The court rejects the plaintiffs’ claim that their monetary recovery should include all rent and tax payments paid or to be paid by them under the lease. The plaintiffs are entitled to reasonable compensation for the losses caused by the defendant’s wrongful actions. Under CUTPA, the plaintiffs are entitled to “actual damages.” General Statutes § 42-1 lOg. These damages are appropriately and fully represented by the plaintiffs’ recovery of lost profits. The court also refuses to accept the plaintiffs’ claim that the damages should be calculated through June 30, 2005, the end of the lease term. The court rejects the plaintiffs’ argument that they cannot find any use or locate any subtenant for the property for the balance of the lease term. The court will not assume, as requested by the plaintiffs, that the defendant will continue the wrongful conduct or that the plaintiffs should be relieved from any obligation to mitigate any future losses.

IV

COUNTERCLAIM

The defendant seeks the recovery of attorney’s fees based on expenses incurred in successfully defending the Estate of Galaske case decided by Judge Levine. The attorney’s fee clause of the lease provides the following at paragraph twenty-seven: “The Lessee covenants that in the event the Lessors are required to employ an attorney in order to enforce any provision of this lease or to collect any rent due hereunder, the Lessee shall pay a reasonable attorney’s fees as part of its obligation hereunder.”
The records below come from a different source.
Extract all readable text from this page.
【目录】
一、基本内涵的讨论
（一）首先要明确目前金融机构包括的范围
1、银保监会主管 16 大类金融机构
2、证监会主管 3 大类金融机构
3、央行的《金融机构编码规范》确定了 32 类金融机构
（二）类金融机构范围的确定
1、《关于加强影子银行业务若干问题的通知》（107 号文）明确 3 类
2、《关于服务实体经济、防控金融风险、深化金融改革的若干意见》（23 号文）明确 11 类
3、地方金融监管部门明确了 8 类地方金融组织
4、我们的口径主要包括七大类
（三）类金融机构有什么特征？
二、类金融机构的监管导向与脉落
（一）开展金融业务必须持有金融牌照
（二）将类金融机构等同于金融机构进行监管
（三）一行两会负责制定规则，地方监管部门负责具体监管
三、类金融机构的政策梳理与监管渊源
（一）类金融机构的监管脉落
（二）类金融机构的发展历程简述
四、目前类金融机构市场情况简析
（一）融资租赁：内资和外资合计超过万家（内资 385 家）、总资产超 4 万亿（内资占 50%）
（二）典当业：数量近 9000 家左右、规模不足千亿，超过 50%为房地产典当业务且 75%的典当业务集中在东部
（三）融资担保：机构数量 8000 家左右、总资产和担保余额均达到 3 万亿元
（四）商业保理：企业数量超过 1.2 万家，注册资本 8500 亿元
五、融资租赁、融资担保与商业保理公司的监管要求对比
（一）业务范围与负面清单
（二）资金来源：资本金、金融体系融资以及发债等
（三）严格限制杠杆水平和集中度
The defendant did not assert any counterclaims in Estate of Galaske. The defendant also did not retain counsel to “enforce” affirmatively any particular provision of the lease as contemplated by the lease’s attorney’s fee clause, but retained counsel to respond to the plaintiffs’ claims and protect its interests under the lease. There may be circumstances where an action brought by a tenant so involves the essence of the parties’ agreement that a landlord’s defense may be viewed as an “enforcement” of the lease, but the facts here do not present such a case. Attorney’s fee clauses should be construed to encompass only areas within the reasonable contemplation of the parties; see Voll v. Lafayette Bank, 223 Conn. 419, 426-27, 613 A.2d 266 (1992); and, if the parties intended the landlord as the prevailing party in any litigation under the lease to recover attorney’s fees, then they could have drafted the attorney’s fee clause in this manner. Furthermore, the defendant has offered insufficient evidence to allow the court to evaluate the reasonableness of the fees sought for the services rendered in this prior litigation.

V

CONCLUSION

Therefore, judgment is rendered in favor of the plaintiffs and against the defendant on the complaint, and the plaintiffs are awarded damages against the defendant in the amount of $351,000; and judgment is rendered in favor of the plaintiffs and against the defendant on the counterclaim. 
      
       In the defendant’s posttrial submissions, the defendant also requests recovery of attorney’s fees incurred in the present case. In addition to the reasons discussed previously, this request is denied because it was raised neither in the defendant’s counterclaim nor during the trial.
     
      
       The plaintiffs’ argument that the defendant’s counterclaim is barred byres judicata is rejected because the plaintiffs failed to assert the claim in their pleadings or during the trial. See Practice Book § 164; Hanson Development Co. v. East Great Plains Shopping Center, Inc., 195 Conn. 60, 64 n.3, 485 A.2d 1296 (1985).